Following the test, I was diagnosed with Neurocardiogenic Syncope. Basically, for some (unknown) reason, after a random trigger like standing, holding my arms above my head, being overheated, etc. my heart rate drops and I pass out to restore blood flow to my brain. Fortunately, I wake up as soon as my body is horizontal.
I was also told by the nurses that I was “the most pleasant passer-outer they’d had yet.” When I woke up after passing out, I said a very chipper, “Hi!” then when they told me I had passed out and they got the information they needed I said, “Yay!”
This is the first year that I actually didn’t think about the fact that it was the anniversary of my pain, the day passed just like another holiday. But now, I think about it and see how far I’ve come since I first started this blog as things were beginning.
First, I look at my post, “I Can Niko” I was living with the use of one hand at the time, and posted some of the things I couldn’t do.
“I realized the other day that I had not used my left arm normally in more than six months. I have not folded my own clothes, zipped a Ziploc bag, or clapped my hands in half of a year.…there are so many things I can’t do and may never be able to do. I think of the brand new pair of boots in my closet that I can’t tie, the half-finished scarf on my knitting loom, or the new material I can’t quilt. I pondered of all the frustrations I have faced and will face, including toilet paper out of reach, containers I can’t open, and meat I can’t cut.
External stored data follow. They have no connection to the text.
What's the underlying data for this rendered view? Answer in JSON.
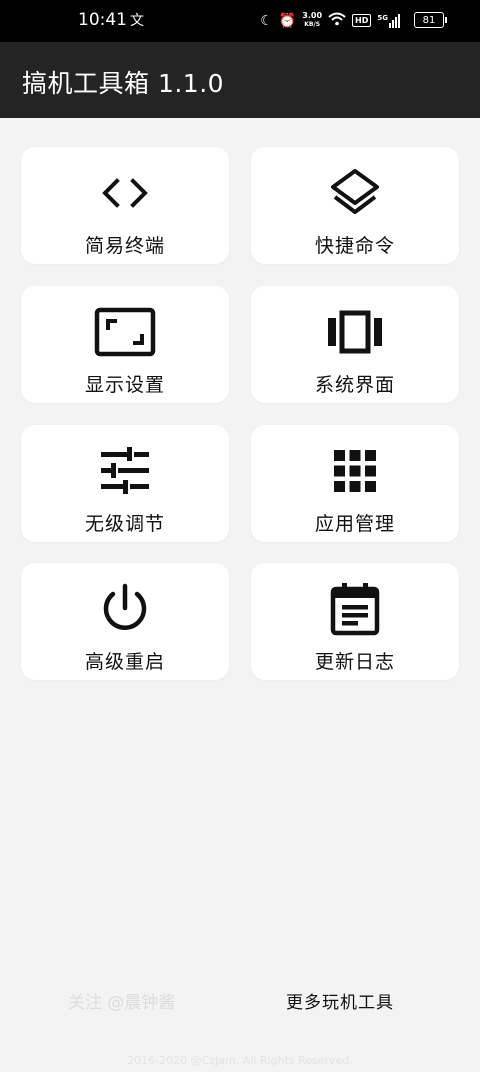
{
  "status_bar": {
    "time": "10:41",
    "notif_icon": "translate-notification-icon",
    "speed_value": "3.00",
    "speed_unit": "KB/S",
    "hd": "HD",
    "network": "5G",
    "battery": "81"
  },
  "app_bar": {
    "title": "搞机工具箱 1.1.0"
  },
  "tiles": [
    {
      "label": "简易终端",
      "icon": "code-brackets-icon"
    },
    {
      "label": "快捷命令",
      "icon": "layers-icon"
    },
    {
      "label": "显示设置",
      "icon": "aspect-ratio-icon"
    },
    {
      "label": "系统界面",
      "icon": "view-carousel-icon"
    },
    {
      "label": "无级调节",
      "icon": "tune-sliders-icon"
    },
    {
      "label": "应用管理",
      "icon": "apps-grid-icon"
    },
    {
      "label": "高级重启",
      "icon": "power-icon"
    },
    {
      "label": "更新日志",
      "icon": "calendar-notes-icon"
    }
  ],
  "footer": {
    "follow": "关注 @晨钟酱",
    "more_tools": "更多玩机工具",
    "copyright": "2016-2020 @CzJam. All Rights Reserved."
  },
  "colors": {
    "app_bar": "#242424",
    "background": "#f3f3f3",
    "card": "#ffffff",
    "icon": "#111111"
  }
}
I still feel a longing for certain things I can’t do with one hand.The thing I long to do more than anything is curl up on my left side, how I used to sleep and sleep one, long peaceful night.”
“Am I cured? Am I perfect? No, but I’m taking little steps toward improvement. And that is all that I ask, that I continue to head toward the goal, a little step closer each day. I need to continue without getting frustrated because I’m not growing enough and be content to grow a little step each day.”